Recently, a few of my SQL Jobs started failing in intermediate steps. By checking the logs, I saw the error message: "Delay in opening server connection"
These jobs were running fine for a year but this sudden failure/time out issue made me curious to find out the root cause.
Background: Before proceeding, let me give some background on infrastructure where these SQL Jobs were running. We have a HADR (High Availability Disaster Recovery) solution in place. That means, we are having one primary and one secondary SQL node where jobs are running based on primary state of the nodes.
Here is representation of current setup is in US Region (local data center)
Connection string used in SQL jobs.
Data Source=DEVLISTENER;Initial Catalog=Reports;Provider=SQLNCCLI11.1;Integrated Security=SSPI;Auto Translate=True
Note
As you see here, we are pointing to the listener name of the Availability Group in Always On HA setup in SQL Server. Listener is associated with IP address and DNS resolver will return the IP whenever requested. In my case we had only one IP associated based on above setup. So all the SSIS packages executed without any issues until I got the above error recently!
Who is the culprit?
Changes to the infrastructure
We have recently added new node as secondary in EMEA Region-Disaster Recovery (DR) Site as shown below.
By doing this change, I had to add one more IP from EMEA region to the listener in the cluster configuration. This IP will be Offline as long as node in EMEA region is secondary. This IP will come online when we fail over to EMEA region in case of disaster.
So, whenever a request comes to the listener, by default DNS returns all the IPs associated with the listener one by one serially. This is very important to note!. This might return the Offline IP first and we will get timeout!!!
Solution
The parameter MultiSubnetFailover
This parameter should be used in connection string and set to “TRUE.” When set to TRUE, the connection attempt behavior changes.

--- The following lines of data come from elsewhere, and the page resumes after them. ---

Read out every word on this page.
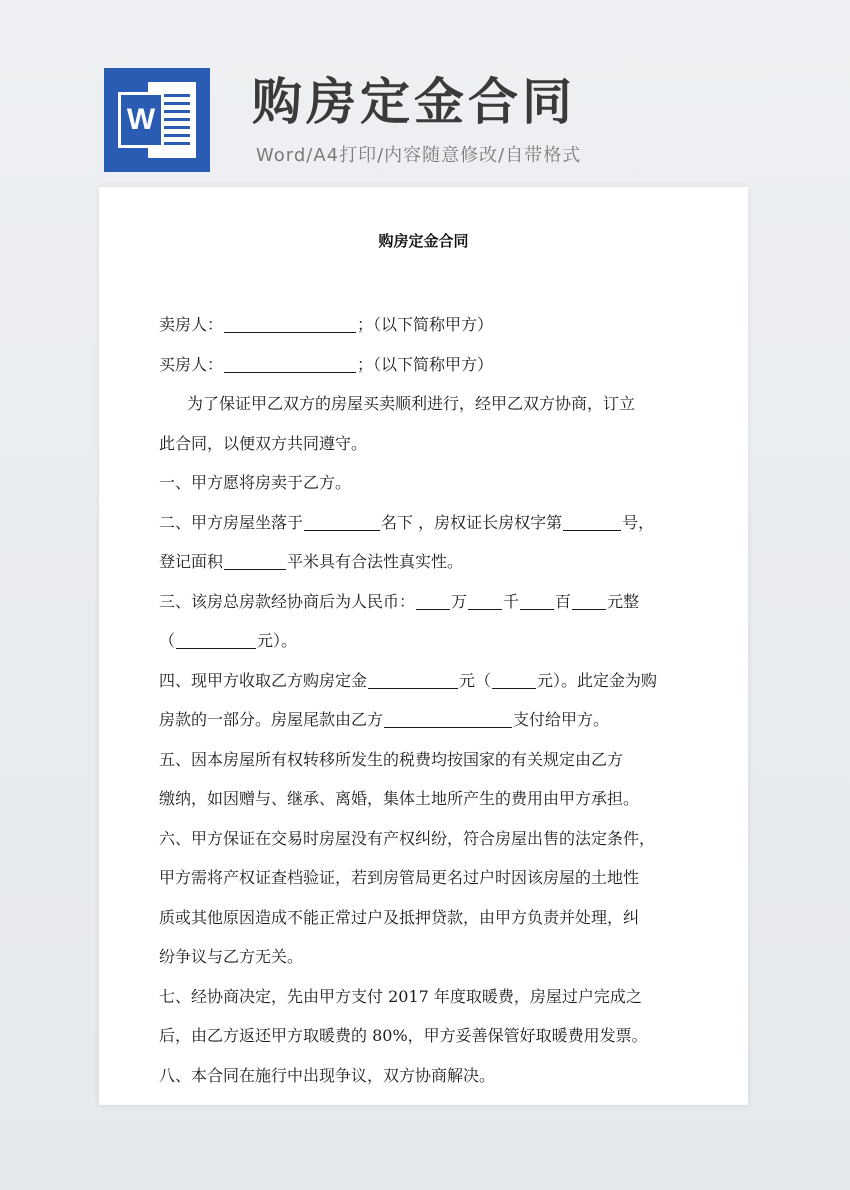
W 购房定金合同
Word/A4打印/内容随意修改/自带格式
购房定金合同
卖房人：	；（以下简称甲方）
买房人：	；（以下简称甲方）
为了保证甲乙双方的房屋买卖顺利进行，经甲乙双方协商，订立
此合同，以便双方共同遵守。
一、甲方愿将房卖于乙方。
二、甲方房屋坐落于	名下 ，房权证长房权字第	号，
登记面积	平米具有合法性真实性。
三、该房总房款经协商后为人民币： 万 千 百 元整
（	元）。
四、现甲方收取乙方购房定金	元（	元）。此定金为购
房款的一部分。房屋尾款由乙方	支付给甲方。
五、因本房屋所有权转移所发生的税费均按国家的有关规定由乙方
缴纳，如因赠与、继承、离婚，集体土地所产生的费用由甲方承担。
六、甲方保证在交易时房屋没有产权纠纷，符合房屋出售的法定条件，
甲方需将产权证查档验证，若到房管局更名过户时因该房屋的土地性
质或其他原因造成不能正常过户及抵押贷款，由甲方负责并处理，纠
纷争议与乙方无关。
七、经协商决定，先由甲方支付 2017 年度取暖费，房屋过户完成之
后，由乙方返还甲方取暖费的 80%，甲方妥善保管好取暖费用发票。
八、本合同在施行中出现争议，双方协商解决。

It will no longer attempt all of the IP addresses serially, but it will try in parallel and online IP will be returned, and no more timeout issues will come!
I have made changes to the connecting string as follow
Data Source=DEVLISTENER;Initial Catalog=Reports;Provider=SQLNCCLI11.1;Integrated Security=SSPI;Auto Translate=True; MultiSubnetFailover=True
And it worked!!!
Helpful Link
https://blogs.msdn.microsoft.com/alwaysonpro/2014/06/03/connection-timeouts-in-multi-subnet-availability-group/